You want to be a lamb? Let me
enlighten you a bit!
This is Tehran, god-dam-it, it’s no
joke!
There is no flower or popsicles!
This is a jungle; eat before you are
eaten!
Here, folks are half oppressed half
wild,
Class differences are extreme.
It wounds and mars the spirit of
people
Side by side the poor and the wealthy,
jammed in a taxi,
None are willing to pay the cabbie
The truth is clear!
Don’t turn a blind eye,
I’ll make it more clear, stay and
don’t give in:
Oh God! Wake up! I have years of
talking to do,
Hey get up, get up,
Don’t get upset of my deeds
You’ve seen nothing! This is just the
beginning.
Oh God! Get up, I, a piece of trash,
need to talk to you
The peddler with his cart stands by a
Mercedes
His whole life and the cart together,
is just a tip for the Mercedes,
You and I and him were all a part of a united drop!
You and I and him were all a part of a united drop!
Now observe in between us the gap
The gravity is not the reason for
earth’s rotation
It’s the money that runs the earth,
isn’t it fun!
These days, there is first money then
the god!
For all; the master, the farmer, the
village keeper.
If a kid wants to play with an orphan,
his father will forbid him,
Why? The orphan wears dirty clothes,
his only clothes!
Oh yeah! We are all aware of these
misfortunes,
Even the angels will not cross these
terrains to save us from this fortune!
We don’t need help, Just a drop of
tear is enough for us!
How come the sick one understood me?
I didn’t finish what I was saying, I
gave up! Come back I am not finished!
Oh God! Wake up! I have years of
talking to do
Hey get up, get up,
Don’t get upset of my deeds
You’ve seen nothing! This is just the
beginning.
Oh God! Get up, I, a piece of trash,
need to talk to you
Have you ever been in love with a
girl?
I want to talk, let’s be blunt?
You tell yourself this is it, a
historic love!
Stop dreaming, she is with a rich kid!
Remember that he is the other,
Remember that he is the other,
Leave every thing behind,
You see all those around you as
nothing
And the other, as old as you, is
riding a care, when God sniggers as you!
Then you pray with bitterness that one
day you want to be rich and have a blast!
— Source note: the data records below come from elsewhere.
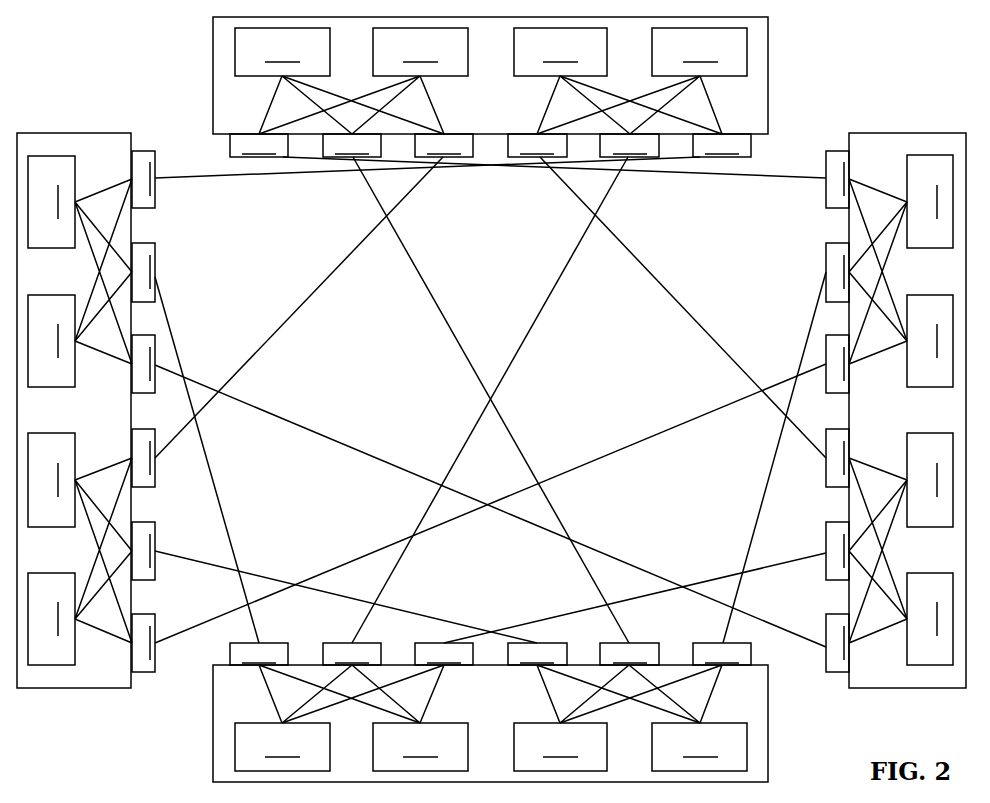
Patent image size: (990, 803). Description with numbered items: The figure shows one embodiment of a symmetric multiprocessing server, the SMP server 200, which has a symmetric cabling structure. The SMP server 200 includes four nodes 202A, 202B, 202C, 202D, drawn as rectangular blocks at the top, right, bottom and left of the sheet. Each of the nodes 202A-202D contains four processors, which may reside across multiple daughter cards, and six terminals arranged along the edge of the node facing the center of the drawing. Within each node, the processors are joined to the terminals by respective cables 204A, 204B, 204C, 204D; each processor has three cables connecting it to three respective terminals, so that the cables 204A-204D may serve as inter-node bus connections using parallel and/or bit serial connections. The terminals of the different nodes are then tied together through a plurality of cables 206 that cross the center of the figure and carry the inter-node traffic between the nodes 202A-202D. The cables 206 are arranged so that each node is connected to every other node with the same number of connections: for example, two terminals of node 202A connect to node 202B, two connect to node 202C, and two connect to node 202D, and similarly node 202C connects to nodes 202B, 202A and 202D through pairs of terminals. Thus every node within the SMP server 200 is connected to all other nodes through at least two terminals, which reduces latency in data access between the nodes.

The SMP server 200 is at (869, 64).
The node 202A is at (515, 110).
The node 202B is at (910, 419).
The node 202C is at (515, 702).
The node 202D is at (95, 419).
The cables 204A is at (641, 69).
The cables 204B is at (889, 284).
The cables 204C is at (621, 769).
The cables 204D is at (93, 284).
The cables 206 is at (517, 448).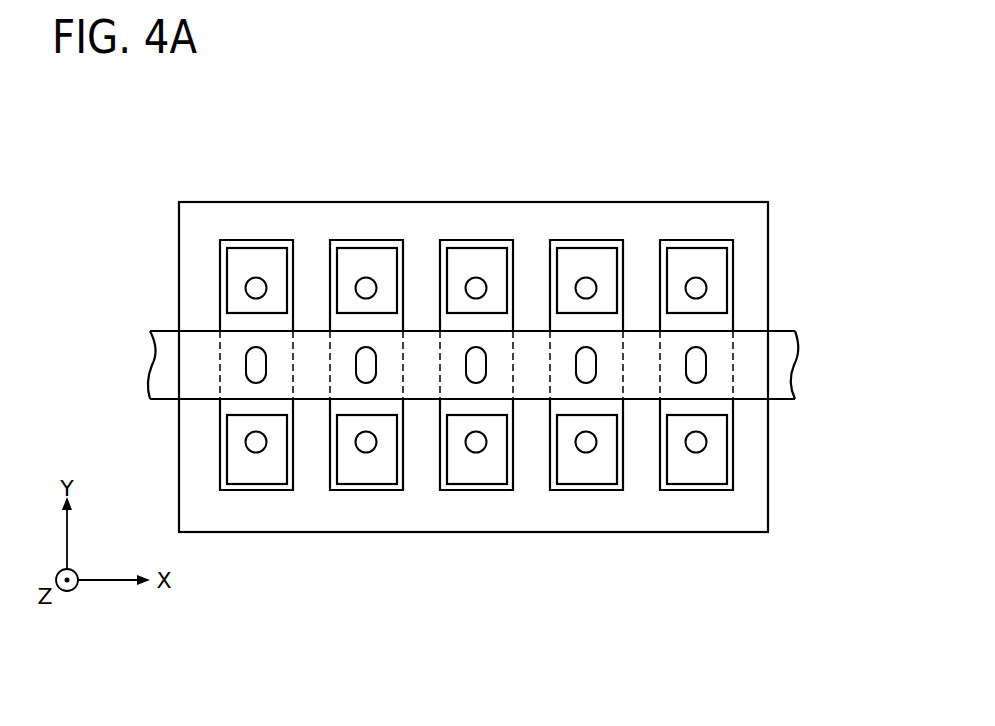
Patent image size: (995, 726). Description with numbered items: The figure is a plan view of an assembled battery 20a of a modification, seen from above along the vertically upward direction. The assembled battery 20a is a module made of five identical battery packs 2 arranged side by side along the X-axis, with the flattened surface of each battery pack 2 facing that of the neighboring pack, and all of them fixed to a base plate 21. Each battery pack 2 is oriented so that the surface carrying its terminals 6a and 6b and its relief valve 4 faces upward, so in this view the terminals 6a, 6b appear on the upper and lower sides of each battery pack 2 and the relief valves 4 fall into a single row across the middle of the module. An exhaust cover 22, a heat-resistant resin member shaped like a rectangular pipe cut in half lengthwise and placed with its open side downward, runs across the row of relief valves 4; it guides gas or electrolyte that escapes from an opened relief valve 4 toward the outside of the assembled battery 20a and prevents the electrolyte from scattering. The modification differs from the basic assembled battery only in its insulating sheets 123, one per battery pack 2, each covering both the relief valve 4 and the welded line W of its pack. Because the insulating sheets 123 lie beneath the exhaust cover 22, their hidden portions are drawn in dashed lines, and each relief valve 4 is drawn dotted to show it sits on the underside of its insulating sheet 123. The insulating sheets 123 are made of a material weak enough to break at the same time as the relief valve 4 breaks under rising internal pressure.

The assembled battery 20a is at (174, 211).
The base plate 21 is at (757, 228).
The exhaust cover 22 is at (777, 384).
The insulating sheet 123 is at (392, 328).
The welded line W is at (243, 274).
The terminal 6a is at (258, 287).
The terminal 6b is at (259, 447).
The battery pack 2 is at (235, 472).
The relief valve 4 is at (474, 369).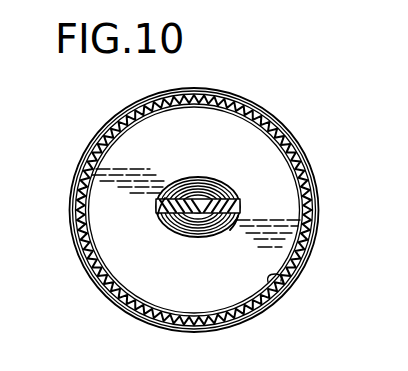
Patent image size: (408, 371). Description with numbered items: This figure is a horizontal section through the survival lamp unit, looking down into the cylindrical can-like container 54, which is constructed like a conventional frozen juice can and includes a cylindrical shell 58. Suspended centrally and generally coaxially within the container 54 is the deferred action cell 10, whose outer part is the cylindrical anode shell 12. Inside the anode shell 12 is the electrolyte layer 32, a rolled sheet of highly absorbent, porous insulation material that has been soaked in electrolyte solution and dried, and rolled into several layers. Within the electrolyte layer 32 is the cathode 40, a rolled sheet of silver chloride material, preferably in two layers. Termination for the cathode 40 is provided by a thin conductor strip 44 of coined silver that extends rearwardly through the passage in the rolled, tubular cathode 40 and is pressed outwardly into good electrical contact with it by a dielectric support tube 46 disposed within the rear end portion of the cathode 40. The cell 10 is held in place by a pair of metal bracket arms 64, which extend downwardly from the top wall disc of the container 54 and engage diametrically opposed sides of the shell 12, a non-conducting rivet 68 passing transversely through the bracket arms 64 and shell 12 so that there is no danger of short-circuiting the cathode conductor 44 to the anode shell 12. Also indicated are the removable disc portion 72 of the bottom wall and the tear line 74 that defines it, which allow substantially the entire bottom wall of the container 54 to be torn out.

The deferred action cell 10 is at (172, 238).
The cylindrical anode shell 12 is at (188, 239).
The electrolyte layer 32 is at (199, 176).
The cathode 40 is at (187, 184).
The conductor strip 44 is at (206, 239).
The dielectric support tube 46 is at (214, 184).
The cylindrical can-like container 54 is at (277, 119).
The cylindrical shell 58 is at (302, 147).
The bracket arms 64 is at (157, 223).
The non-conducting rivet 68 is at (238, 206).
The removable disc portion 72 is at (290, 210).
The tear line 74 is at (281, 279).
Don’t pray! It won’t do anything, no
one will understand you!
You wanna’ fall asleep? Come see the
nightmare awaken!
Let’s curse this world together!
You have to be blind not to see the
vanity everywhere,
On the sidewalks, not to see poverty
and prostitution!
God, get up! A piece of trash wants to
talk to you!
What if even you think whether it is worth it to
listen to me?!
Oh God! Wake up! I have years of
talking to do
Hey get up, get up,
Don’t get upset of my deeds
You’ve seen nothing! This is just the
beginning.
By the time
the music ends we have seen all the nasty and unpleasant realities of Tehran,
the paradoxical city of polar contrasts. Considering that the film is entirely
filmed in Tehran—the first urban film that Ghobadi has ever made—this song,
that addresses the city directly, somehow finds an important place in the body
of this film. Nezamedin Kiaie, the sound engineer of the film (who is one of
the most established and well-known sound engineers in Iranian film industry)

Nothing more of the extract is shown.